Basic Gaze Stabilization Exercise With Progressions

Gaze stabilization exercises should be done daily. A basic gaze stabilization exercise for vestibular training is to hold a business card 1 foot in front of you with your chin level and then turn your head 45 degrees to the right--but keep your eyes on the card. Pause for a second and then shift your head back to center and then an additional 45 degrees to the left. You can progress this exercise by moving the business card 3 feet away. You then repeat the exercise with the added distance. Another progression is to eliminate the pause when you turn your head to each side. Instead, turn your head at a moderate pace and work up to head thrusts, which means to quickly turn your head while focusing your gaze on the card. What is behind the card and in the background also adds difficulty to the exercise. Having a blank wall behind you is easier compared to doing the exercise in front of a window or a store.

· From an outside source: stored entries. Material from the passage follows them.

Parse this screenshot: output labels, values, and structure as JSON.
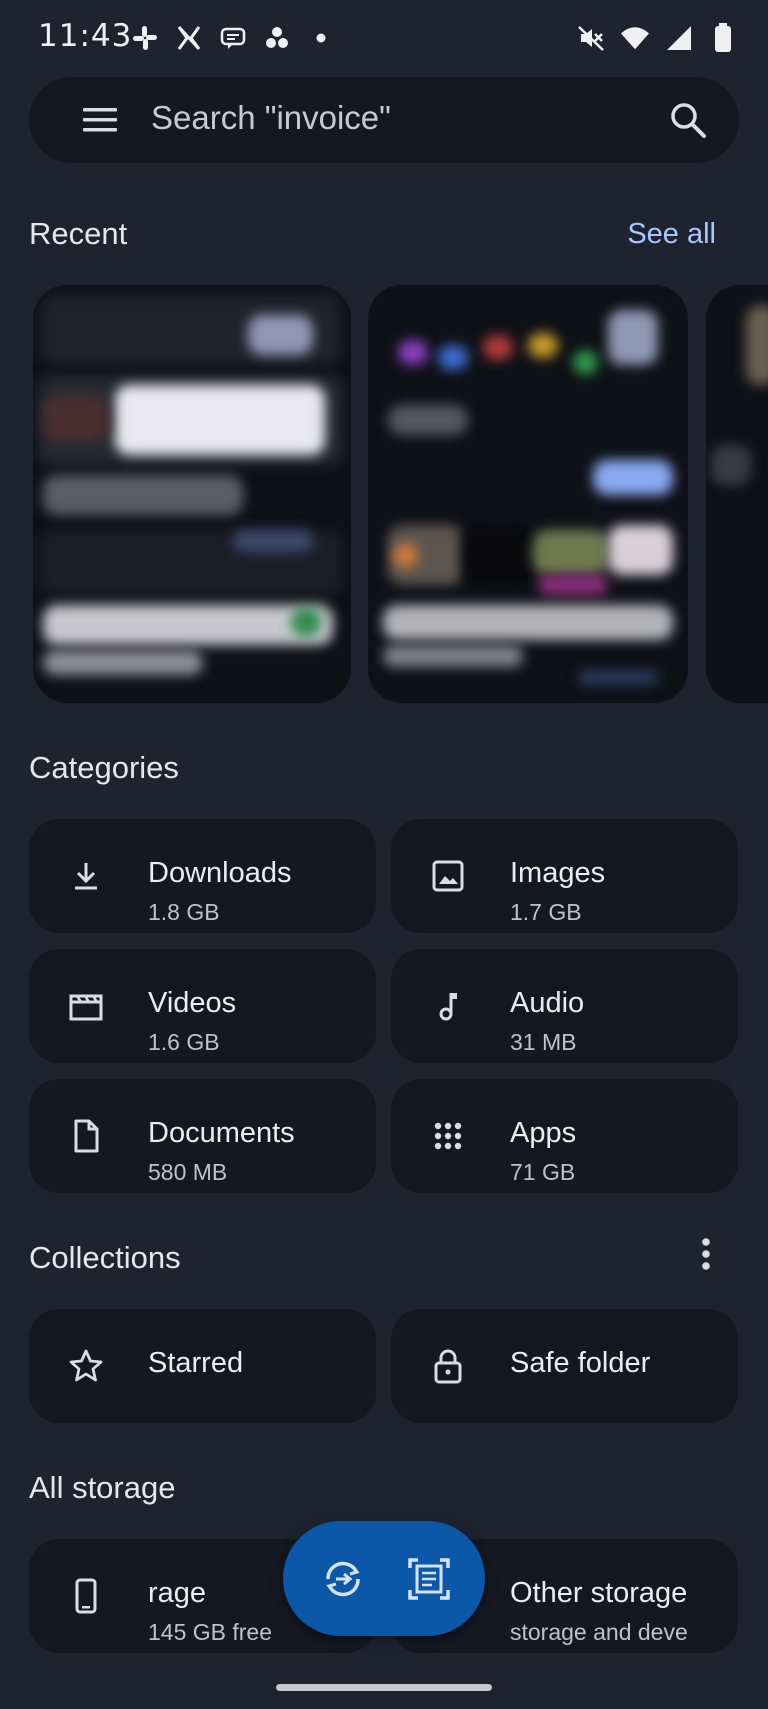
{
  "status_bar": {
    "time": "11:43",
    "left_icons": [
      "slack-icon",
      "x-icon",
      "chat-icon",
      "cluster-icon",
      "dot-icon"
    ],
    "right_icons": [
      "mute-icon",
      "wifi-icon",
      "signal-icon",
      "battery-icon"
    ]
  },
  "search": {
    "placeholder": "Search \"invoice\""
  },
  "recent": {
    "title": "Recent",
    "see_all": "See all"
  },
  "categories": {
    "title": "Categories",
    "items": [
      {
        "label": "Downloads",
        "size": "1.8 GB",
        "icon": "download-icon"
      },
      {
        "label": "Images",
        "size": "1.7 GB",
        "icon": "image-icon"
      },
      {
        "label": "Videos",
        "size": "1.6 GB",
        "icon": "video-icon"
      },
      {
        "label": "Audio",
        "size": "31 MB",
        "icon": "music-note-icon"
      },
      {
        "label": "Documents",
        "size": "580 MB",
        "icon": "document-icon"
      },
      {
        "label": "Apps",
        "size": "71 GB",
        "icon": "apps-grid-icon"
      }
    ]
  },
  "collections": {
    "title": "Collections",
    "items": [
      {
        "label": "Starred",
        "icon": "star-icon"
      },
      {
        "label": "Safe folder",
        "icon": "lock-icon"
      }
    ]
  },
  "all_storage": {
    "title": "All storage",
    "items": [
      {
        "label": "rage",
        "sub": "145 GB free",
        "icon": "phone-icon"
      },
      {
        "label": "Other storage",
        "sub": "storage and deve"
      }
    ]
  },
  "colors": {
    "background": "#1f2330",
    "card": "#151821",
    "accent": "#a9c7ff",
    "fab": "#0b57a8"
  }
}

Heal to Toe Standing and Walking

Heel to toe standing is a vestibular exercise to challenge your balance. It is like trying to stand on a balance beam, but safer. To do this exercise on your own, stand sideways to a wall so you can use it prevent falling if necessary. Stand with your right heel touching your left toes. Both feet face straight ahead. Try this exercise with your eyes open for 30 seconds, and if you can do that without using the wall, then do the exercise with the eyes closed. Cross your arms on your chest for even greater challenge. Once you have mastered the standing heel to toe exercise, trying walking heel to toe in a corridor or between parallel bars so you can grab on in case you lose your balance.

Standing on a Couch Cushion

Standing on a couch cushion is a deceptively difficult exercise. The cushion will not remain completely still under you like a wood floor. If standing on a couch cushion is too hard, try a single pillow and work up to the cushion. Place the cushion in front of a wall or corner and face the wall so you can quickly catch yourself if you lose balance. Stand upright with good posture and your eyes open. Close your eyes when you are ready to make this exercise harder.